Venepuncture: procedure, vacuum device
Introduce yourself, confirm the patient’s identity, explain the procedure, and obtain verbal consent.
Position the patient appropriately: sat comfortably with arm placed on a pillow.
Wash hands, put on your gloves and apply the tourniquet proximally.
Identify the vein, e.g. at the antecubital fossa. Palpable veins are ideal.
Clean the site with the tip, beginning centrally and moving outwards in concentric circles.
Whilst the sterilising solution dries, remove the vacutainer needle from packaging and screw holder in place.
Unsheathe the needle.
Using your non-dominant thumb, pull the skin taut over the vein in order to anchor it.

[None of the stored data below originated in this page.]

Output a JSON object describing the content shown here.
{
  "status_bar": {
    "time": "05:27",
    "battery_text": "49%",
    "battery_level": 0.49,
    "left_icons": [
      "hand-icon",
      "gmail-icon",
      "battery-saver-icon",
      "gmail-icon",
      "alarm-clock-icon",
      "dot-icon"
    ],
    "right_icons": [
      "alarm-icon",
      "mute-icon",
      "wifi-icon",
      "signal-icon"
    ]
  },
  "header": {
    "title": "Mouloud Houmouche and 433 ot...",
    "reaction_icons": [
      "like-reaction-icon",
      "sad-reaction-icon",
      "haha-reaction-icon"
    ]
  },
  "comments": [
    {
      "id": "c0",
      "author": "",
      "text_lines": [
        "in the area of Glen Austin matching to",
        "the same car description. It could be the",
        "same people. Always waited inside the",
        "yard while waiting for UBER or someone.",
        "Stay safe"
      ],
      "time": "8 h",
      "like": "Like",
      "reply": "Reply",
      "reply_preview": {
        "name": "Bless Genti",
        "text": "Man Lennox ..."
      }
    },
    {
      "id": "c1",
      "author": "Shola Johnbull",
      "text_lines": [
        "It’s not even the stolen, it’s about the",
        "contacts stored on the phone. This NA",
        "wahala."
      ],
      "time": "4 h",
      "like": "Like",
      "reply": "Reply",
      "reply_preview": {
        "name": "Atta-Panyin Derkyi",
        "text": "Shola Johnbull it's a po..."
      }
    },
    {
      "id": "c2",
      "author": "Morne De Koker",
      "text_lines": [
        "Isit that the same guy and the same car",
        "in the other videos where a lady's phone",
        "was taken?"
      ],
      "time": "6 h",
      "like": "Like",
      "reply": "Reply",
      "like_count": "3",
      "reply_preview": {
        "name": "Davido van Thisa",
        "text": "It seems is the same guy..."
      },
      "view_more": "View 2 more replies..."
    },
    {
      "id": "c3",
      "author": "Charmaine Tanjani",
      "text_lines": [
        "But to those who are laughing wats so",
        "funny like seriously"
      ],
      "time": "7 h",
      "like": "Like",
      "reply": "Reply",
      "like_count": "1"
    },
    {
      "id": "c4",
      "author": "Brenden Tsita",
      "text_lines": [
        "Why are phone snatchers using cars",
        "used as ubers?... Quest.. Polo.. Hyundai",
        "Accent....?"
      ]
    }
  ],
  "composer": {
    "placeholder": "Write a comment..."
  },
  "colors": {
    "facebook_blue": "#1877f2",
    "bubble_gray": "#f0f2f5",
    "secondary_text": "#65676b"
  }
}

Warn the patient to expect a ‘sharp scratch’.
Insert the needle, bevel up, at an angle of 30 degrees until a flashback is seen within the hub of the needle.
Once the needle is in place, vacuum collection bottles ar inserted into the holder over the sheathed needle in turn.
Bottles are self-filling.
Release the tourniquet before removing the last vacuum bottle, then remove the needle from the skin.
Venepuncture: documentation
Detailed documentation of the procedure is usually not required, but you should record that blood was taken and what tests it has been sent for.
Record any adverse incidents during the procedure or if multiple attempts were performed.
Signature, printed name, contact details.
Peripheral venous cannulation: contraindications
Cannulae should not be placed unless IV access is required.
Caution in patients with a bleeding diathesis.
Peripheral venous cannulation: risks
Infection, which could be local or systemic.
Peripheral venous cannulation: equipment
Gloves. Sterile wipe (chlorhexidine). Cannula of appropriate gauge. Sterile saline for injection ('flush') and a 5mL syringe. Cannula dressing. Cotton wool balls/gauze. Tourniquet.